Thursday, January 13, 2005

random nothingness...or could it be something?

hey, all.

i haven't posted in a while...does your life ever spin out of control, and it seems almost impossible to get it back? well, it did, and i did, so here i am again. sorry if you missed me!

one thing at a time. i'm irritated about this whole tsunami thing. yeah, i know what happened over there sucks. but we sent our troops over there, and we're giving them millions of dollars to aid their now homeless population.
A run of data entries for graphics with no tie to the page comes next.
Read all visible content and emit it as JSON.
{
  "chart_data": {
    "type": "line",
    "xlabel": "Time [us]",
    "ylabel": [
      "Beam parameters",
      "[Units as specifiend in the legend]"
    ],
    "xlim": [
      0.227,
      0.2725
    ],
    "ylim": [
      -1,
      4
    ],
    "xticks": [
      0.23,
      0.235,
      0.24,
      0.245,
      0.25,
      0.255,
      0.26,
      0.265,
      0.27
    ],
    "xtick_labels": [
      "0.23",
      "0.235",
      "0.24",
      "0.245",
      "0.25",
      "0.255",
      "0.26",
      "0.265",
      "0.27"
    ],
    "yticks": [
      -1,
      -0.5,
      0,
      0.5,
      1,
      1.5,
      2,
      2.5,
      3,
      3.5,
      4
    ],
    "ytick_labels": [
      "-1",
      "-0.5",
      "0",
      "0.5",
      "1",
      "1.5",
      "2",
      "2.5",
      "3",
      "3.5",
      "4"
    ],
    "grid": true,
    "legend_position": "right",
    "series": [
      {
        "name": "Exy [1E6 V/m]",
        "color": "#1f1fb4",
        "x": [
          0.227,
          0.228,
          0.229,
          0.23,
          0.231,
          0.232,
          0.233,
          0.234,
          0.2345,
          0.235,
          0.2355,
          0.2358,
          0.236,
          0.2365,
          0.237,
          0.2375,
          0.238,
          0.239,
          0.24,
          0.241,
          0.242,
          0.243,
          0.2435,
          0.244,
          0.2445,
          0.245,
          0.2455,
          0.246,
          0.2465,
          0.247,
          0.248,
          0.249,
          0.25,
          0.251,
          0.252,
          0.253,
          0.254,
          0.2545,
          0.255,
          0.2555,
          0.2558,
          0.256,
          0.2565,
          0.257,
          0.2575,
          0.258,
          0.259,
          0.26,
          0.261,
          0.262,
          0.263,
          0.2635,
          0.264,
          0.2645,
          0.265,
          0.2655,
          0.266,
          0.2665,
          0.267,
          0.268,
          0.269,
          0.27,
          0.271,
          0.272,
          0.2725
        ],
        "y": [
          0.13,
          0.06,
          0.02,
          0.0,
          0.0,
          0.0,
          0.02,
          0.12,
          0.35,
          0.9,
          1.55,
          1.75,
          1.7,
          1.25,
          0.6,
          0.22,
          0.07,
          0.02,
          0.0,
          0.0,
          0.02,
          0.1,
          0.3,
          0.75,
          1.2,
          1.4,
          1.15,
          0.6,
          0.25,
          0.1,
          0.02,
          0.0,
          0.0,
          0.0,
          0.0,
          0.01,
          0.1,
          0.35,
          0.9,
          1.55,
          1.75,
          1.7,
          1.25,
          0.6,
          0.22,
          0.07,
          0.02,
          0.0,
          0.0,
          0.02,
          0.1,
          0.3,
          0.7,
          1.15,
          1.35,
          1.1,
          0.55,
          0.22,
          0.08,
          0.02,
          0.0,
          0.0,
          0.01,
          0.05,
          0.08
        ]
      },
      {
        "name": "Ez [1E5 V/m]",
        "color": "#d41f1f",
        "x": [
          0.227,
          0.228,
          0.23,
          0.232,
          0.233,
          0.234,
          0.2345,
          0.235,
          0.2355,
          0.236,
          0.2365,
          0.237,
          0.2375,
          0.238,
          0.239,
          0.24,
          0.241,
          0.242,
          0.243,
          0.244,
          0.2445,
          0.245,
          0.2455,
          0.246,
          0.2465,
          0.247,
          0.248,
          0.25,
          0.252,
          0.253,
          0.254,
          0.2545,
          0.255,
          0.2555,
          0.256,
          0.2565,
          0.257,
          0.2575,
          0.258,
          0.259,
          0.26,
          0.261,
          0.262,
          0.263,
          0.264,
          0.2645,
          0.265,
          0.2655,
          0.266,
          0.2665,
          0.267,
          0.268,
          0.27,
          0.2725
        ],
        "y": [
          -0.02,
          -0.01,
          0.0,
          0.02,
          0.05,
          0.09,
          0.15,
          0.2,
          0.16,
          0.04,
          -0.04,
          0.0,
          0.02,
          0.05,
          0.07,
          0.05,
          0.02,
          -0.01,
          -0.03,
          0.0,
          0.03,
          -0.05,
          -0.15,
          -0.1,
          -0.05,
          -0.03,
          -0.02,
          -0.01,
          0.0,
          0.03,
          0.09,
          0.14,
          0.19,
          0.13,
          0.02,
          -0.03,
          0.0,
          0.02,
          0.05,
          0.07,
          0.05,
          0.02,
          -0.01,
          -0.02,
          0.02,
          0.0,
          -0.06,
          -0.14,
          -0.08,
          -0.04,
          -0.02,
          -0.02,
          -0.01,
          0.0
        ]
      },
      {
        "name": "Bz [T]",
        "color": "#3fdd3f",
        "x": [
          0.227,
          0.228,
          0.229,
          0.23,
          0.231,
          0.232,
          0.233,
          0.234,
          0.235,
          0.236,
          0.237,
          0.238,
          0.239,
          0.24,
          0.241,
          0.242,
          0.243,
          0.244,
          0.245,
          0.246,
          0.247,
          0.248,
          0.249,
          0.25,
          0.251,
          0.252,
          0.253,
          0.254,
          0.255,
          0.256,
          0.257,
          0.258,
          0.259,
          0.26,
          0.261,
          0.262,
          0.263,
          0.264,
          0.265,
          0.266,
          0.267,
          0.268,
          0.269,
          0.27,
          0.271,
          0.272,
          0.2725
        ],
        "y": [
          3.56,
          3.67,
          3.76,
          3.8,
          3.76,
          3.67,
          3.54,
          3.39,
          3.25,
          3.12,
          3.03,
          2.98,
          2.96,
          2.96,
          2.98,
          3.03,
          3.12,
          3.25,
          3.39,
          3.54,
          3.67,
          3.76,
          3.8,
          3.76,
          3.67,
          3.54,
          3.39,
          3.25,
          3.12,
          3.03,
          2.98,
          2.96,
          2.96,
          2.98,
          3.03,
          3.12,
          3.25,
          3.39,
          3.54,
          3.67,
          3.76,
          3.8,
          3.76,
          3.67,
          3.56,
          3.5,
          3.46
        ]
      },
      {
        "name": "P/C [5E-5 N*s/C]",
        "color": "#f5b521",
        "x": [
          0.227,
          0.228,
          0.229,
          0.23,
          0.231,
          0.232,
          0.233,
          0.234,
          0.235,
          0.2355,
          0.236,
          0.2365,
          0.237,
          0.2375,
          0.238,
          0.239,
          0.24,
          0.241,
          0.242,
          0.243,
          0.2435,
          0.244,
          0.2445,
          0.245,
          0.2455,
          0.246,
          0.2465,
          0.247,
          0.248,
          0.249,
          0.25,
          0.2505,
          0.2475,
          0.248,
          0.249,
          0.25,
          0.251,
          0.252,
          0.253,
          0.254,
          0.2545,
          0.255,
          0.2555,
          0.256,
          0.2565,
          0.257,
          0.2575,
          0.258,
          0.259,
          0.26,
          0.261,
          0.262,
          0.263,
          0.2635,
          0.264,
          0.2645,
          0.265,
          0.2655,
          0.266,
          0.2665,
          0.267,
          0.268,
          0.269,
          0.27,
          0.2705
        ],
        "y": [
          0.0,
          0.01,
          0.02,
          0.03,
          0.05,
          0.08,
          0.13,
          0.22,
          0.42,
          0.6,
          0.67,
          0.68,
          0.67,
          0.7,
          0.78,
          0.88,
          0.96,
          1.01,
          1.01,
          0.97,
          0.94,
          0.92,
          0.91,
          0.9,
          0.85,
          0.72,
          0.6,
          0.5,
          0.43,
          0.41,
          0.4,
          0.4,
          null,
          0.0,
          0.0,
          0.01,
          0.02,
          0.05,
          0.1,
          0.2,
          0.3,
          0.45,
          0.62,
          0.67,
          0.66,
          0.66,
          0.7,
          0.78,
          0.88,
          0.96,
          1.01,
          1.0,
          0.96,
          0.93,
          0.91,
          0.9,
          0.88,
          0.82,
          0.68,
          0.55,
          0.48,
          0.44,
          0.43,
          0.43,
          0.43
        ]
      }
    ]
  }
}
HELLO?? WHAT ABOUT **OUR** HOMELESS POPULATION??? we do have one, you know. i see them all the time. what are we doing to help our own people? nada - just going further into debt to help other people. we suck.

i'm a barry manilow fan. love him love him love him. i was listening to a song of his...the opening line is 'we had the right love at the wrong time'. and it cut me...it hurt. and i don't even know why. it literally took my breath away. is it possible to have the right love...just at the wrong time? and if its the right love...why can't it be the right time? and if it isn't the right time, how do you get there? i mean - its THE RIGHT LOVE. what we're all looking to find. 'somewhere down the road our roads are gonna cross again - it doesn't really matter when. but somewhere down the road, i know that heart of yours will come to see that you belong with me'. i've been there - a few years ago. and we are still very very good friends. and i stopped and wondered - will our roads cross again? for a third time? and then i figured i was putting way too much thought into it. so i moved on to 'copa cabana'. but i know you will read this - and i want you to know that i think of you often.

if i had to wear my philosophy of life as a motto on a t-shirt, what would it be? don't blend in like a chameleon. stand out like a hot pink elephant.

and...last thing. HI DEL!!! mardi gras - here i come!!!